US dollar decline supports imported beef prices
15 January 2018
US imported beef prices moved higher this week, as a result of limited availability from Australia and New Zealand. Furthermore, a decline in the US dollar in recent weeks has also been a supporting factor in a lift for US imported beef prices.
The imported 90CL beef indicator edged 1.5US¢ higher from the previous week, to 203US¢/lb CIF (up 2A¢, to 568.70.5A¢/kg CIF).
New Zealand bull meat supplies are expected to follow the usual seasonal trend and increase during January and February. However, given the increase in bull slaughter throughout December there is a possibility of supplies declining earlier than normal. Australian offerings remain limited and bids from US end users continue to fall short of Australian packers asking prices.
US beef production is forecast to increase 6% in 2018 according to the latest USDA projections, poultry and pork production are projected to rise by 2% and 5%, respectively. US beef demand will need to be even stronger than that of 2017 in order to avoid significant downward pressure on beef prices.
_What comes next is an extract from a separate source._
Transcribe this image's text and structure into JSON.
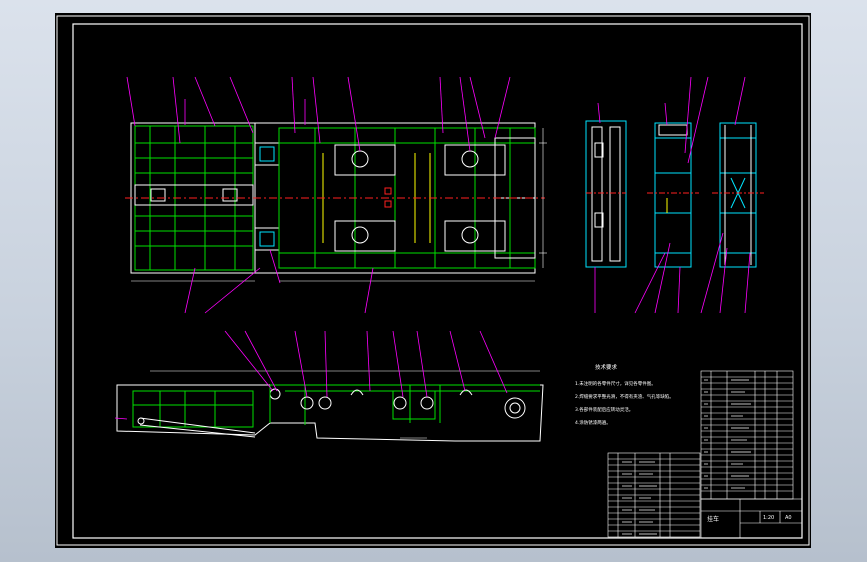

Highlights from the week ending 12th January:
- CME fed cattle futures have declined as much as 5% since the start of the year following lower than expected prices in the cash market and continuing worries that supply increases will require lower prices and not allow cattle to back up in feedlots.
- The latest USDA survey indicated there were 8% more cattle on feed at the end of November.
- Steer weights are currently near year ago levels and will serve as an indication of how current feedlots will be in the next three months.